Some farm state lawmakers such as Coburn had to give up on the idea that the artificial boost in the demand for ethanol's primary ingredient, corn, was sacrosanct. Liberals like Feinstein had to stop being devoted to the idea that fuel that comes from vegetables is necessarily cleaner than fuel that comes from minerals. And conservatives, such as Utah Sens. Orrin Hatch and Mike Lee, had to drop the notion, promoted by influential fundraisers, that eliminating a fiscally dubious tax dodge is the same thing as a tax hike.

If the tax break for ethanol really is eliminated — the House still has to vote and the Obama administration isn't yet on board — it may actually be conservatives such as Lee and Hatch who will have shown the most gumption. This is because the ethanol tax break, and just about every other loophole that exists, has been given protected status by conservative crusaders such as Grover Norquist, the founder of Americans for Tax Reform.
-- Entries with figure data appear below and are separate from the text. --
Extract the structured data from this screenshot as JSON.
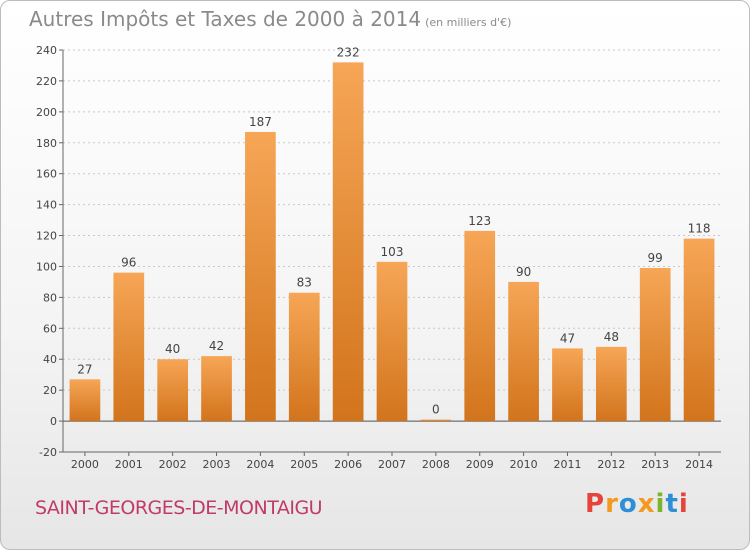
{
  "header": {
    "title": "Autres Impôts et Taxes de 2000 à 2014",
    "unit": "(en milliers d'€)"
  },
  "footer": {
    "commune": "SAINT-GEORGES-DE-MONTAIGU",
    "logo_text": "Proxiti"
  },
  "colors": {
    "bar_light": "#f6a656",
    "bar_dark": "#d2741c",
    "commune": "#c03a6a",
    "logo": [
      "#e8433b",
      "#f39a1e",
      "#2f8fd6",
      "#f39a1e",
      "#7cb52d",
      "#2f8fd6",
      "#e8433b"
    ]
  },
  "chart_data": {
    "type": "bar",
    "title": "Autres Impôts et Taxes de 2000 à 2014",
    "categories": [
      "2000",
      "2001",
      "2002",
      "2003",
      "2004",
      "2005",
      "2006",
      "2007",
      "2008",
      "2009",
      "2010",
      "2011",
      "2012",
      "2013",
      "2014"
    ],
    "values": [
      27,
      96,
      40,
      42,
      187,
      83,
      232,
      103,
      0,
      123,
      90,
      47,
      48,
      99,
      118
    ],
    "ylim": [
      -20,
      240
    ],
    "yticks": [
      -20,
      0,
      20,
      40,
      60,
      80,
      100,
      120,
      140,
      160,
      180,
      200,
      220,
      240
    ],
    "grid": true,
    "legend": "none"
  }
}
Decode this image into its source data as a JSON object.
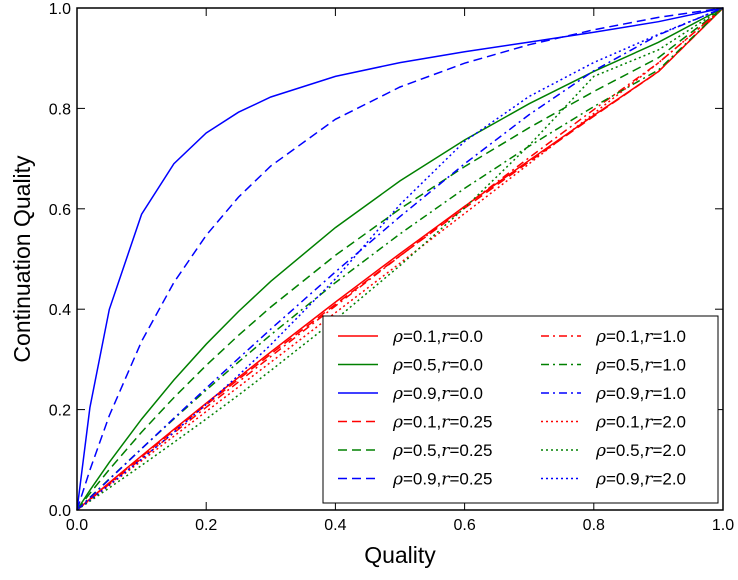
{
  "chart_data": {
    "type": "line",
    "xlabel": "Quality",
    "ylabel": "Continuation Quality",
    "xlim": [
      0.0,
      1.0
    ],
    "ylim": [
      0.0,
      1.0
    ],
    "x_ticks": [
      "0.0",
      "0.2",
      "0.4",
      "0.6",
      "0.8",
      "1.0"
    ],
    "y_ticks": [
      "0.0",
      "0.2",
      "0.4",
      "0.6",
      "0.8",
      "1.0"
    ],
    "grid": false,
    "legend_position": "bottom-right",
    "legend_columns": 2,
    "x": [
      0,
      0.02,
      0.05,
      0.1,
      0.15,
      0.2,
      0.25,
      0.3,
      0.4,
      0.5,
      0.6,
      0.7,
      0.8,
      0.9,
      1.0
    ],
    "series": [
      {
        "name": "ρ=0.1,r=0.0",
        "rho": "0.1",
        "r": "0.0",
        "color": "#ff0000",
        "style": "solid",
        "values": [
          0,
          0.0219,
          0.0544,
          0.1079,
          0.1607,
          0.2127,
          0.2641,
          0.3148,
          0.4142,
          0.5108,
          0.605,
          0.6967,
          0.7861,
          0.8733,
          1.0
        ]
      },
      {
        "name": "ρ=0.5,r=0.0",
        "rho": "0.5",
        "r": "0.0",
        "color": "#008000",
        "style": "solid",
        "values": [
          0,
          0.0392,
          0.0951,
          0.181,
          0.259,
          0.3302,
          0.3954,
          0.4556,
          0.5626,
          0.6555,
          0.737,
          0.8093,
          0.8737,
          0.9316,
          1.0
        ]
      },
      {
        "name": "ρ=0.9,r=0.0",
        "rho": "0.9",
        "r": "0.0",
        "color": "#0000ff",
        "style": "solid",
        "values": [
          0,
          0.204,
          0.3996,
          0.5893,
          0.6899,
          0.751,
          0.7924,
          0.8227,
          0.8637,
          0.8912,
          0.9129,
          0.9321,
          0.9515,
          0.9727,
          1.0
        ]
      },
      {
        "name": "ρ=0.1,r=0.25",
        "rho": "0.1",
        "r": "0.25",
        "color": "#ff0000",
        "style": "dashed",
        "values": [
          0,
          0.0215,
          0.0535,
          0.1062,
          0.1582,
          0.2096,
          0.2604,
          0.3107,
          0.4096,
          0.5064,
          0.6012,
          0.6938,
          0.7845,
          0.8731,
          1.0
        ]
      },
      {
        "name": "ρ=0.5,r=0.25",
        "rho": "0.5",
        "r": "0.25",
        "color": "#008000",
        "style": "dashed",
        "values": [
          0,
          0.033,
          0.0806,
          0.1551,
          0.224,
          0.2881,
          0.3481,
          0.4044,
          0.5074,
          0.5999,
          0.6841,
          0.7616,
          0.8336,
          0.901,
          1.0
        ]
      },
      {
        "name": "ρ=0.9,r=0.25",
        "rho": "0.9",
        "r": "0.25",
        "color": "#0000ff",
        "style": "dashed",
        "values": [
          0,
          0.0794,
          0.188,
          0.3361,
          0.4531,
          0.5472,
          0.6233,
          0.6853,
          0.7782,
          0.8427,
          0.8901,
          0.9268,
          0.9566,
          0.9812,
          1.0
        ]
      },
      {
        "name": "ρ=0.1,r=1.0",
        "rho": "0.1",
        "r": "1.0",
        "color": "#ff0000",
        "style": "dashdot",
        "values": [
          0,
          0.0206,
          0.0514,
          0.1026,
          0.1536,
          0.2045,
          0.2552,
          0.3058,
          0.4063,
          0.506,
          0.6046,
          0.702,
          0.7976,
          0.8906,
          1.0
        ]
      },
      {
        "name": "ρ=0.5,r=1.0",
        "rho": "0.5",
        "r": "1.0",
        "color": "#008000",
        "style": "dashdot",
        "values": [
          0,
          0.025,
          0.062,
          0.1224,
          0.1814,
          0.2389,
          0.2948,
          0.3491,
          0.4529,
          0.55,
          0.6406,
          0.725,
          0.8036,
          0.8765,
          1.0
        ]
      },
      {
        "name": "ρ=0.9,r=1.0",
        "rho": "0.9",
        "r": "1.0",
        "color": "#0000ff",
        "style": "dashdot",
        "values": [
          0,
          0.0243,
          0.061,
          0.1222,
          0.1829,
          0.2428,
          0.302,
          0.3603,
          0.4744,
          0.5845,
          0.6897,
          0.7877,
          0.875,
          0.9465,
          1.0
        ]
      },
      {
        "name": "ρ=0.1,r=2.0",
        "rho": "0.1",
        "r": "2.0",
        "color": "#ff0000",
        "style": "dotted",
        "values": [
          0,
          0.0196,
          0.049,
          0.098,
          0.1471,
          0.1962,
          0.2453,
          0.2945,
          0.393,
          0.4917,
          0.5906,
          0.6899,
          0.7898,
          0.8907,
          1.0
        ]
      },
      {
        "name": "ρ=0.5,r=2.0",
        "rho": "0.5",
        "r": "2.0",
        "color": "#008000",
        "style": "dotted",
        "values": [
          0,
          0.0176,
          0.0441,
          0.0889,
          0.1346,
          0.1812,
          0.2289,
          0.2778,
          0.3793,
          0.4868,
          0.6017,
          0.7264,
          0.8637,
          0.9165,
          1.0
        ]
      },
      {
        "name": "ρ=0.9,r=2.0",
        "rho": "0.9",
        "r": "2.0",
        "color": "#0000ff",
        "style": "dotted",
        "values": [
          0,
          0.0199,
          0.05,
          0.1014,
          0.1547,
          0.2103,
          0.2683,
          0.3292,
          0.4604,
          0.6084,
          0.7342,
          0.8239,
          0.8914,
          0.9474,
          1.0
        ]
      }
    ]
  }
}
This starve-the-beast wing of the Republican Party has, with a straight face, long insisted that every tax dodge, break or credit that now exists, whether it is a good idea or a lousy one, must not be touched by Congress. If it is, they say, it amounts to a tax hike and is thus a violation of the no-new-taxes pledge politicians are expected to swear if they want the continued support of such political megaphones.

But more senators of both parties are rightly shifting their focus from a lock-step opposition to revenue increases, or spending cuts, as the size of the deficit grows and the nation's debt ceiling is exceeded. Various blue-ribbon commissions, as well as budget negotiations going on in congressional sub-basements, rightly view the voluminous catalog of tax breaks as the low-hanging fruit — or, maybe, tall-growing corn — of the debate.

By cutting the ethanol break, senators have done more than many might have expected to show they are serious.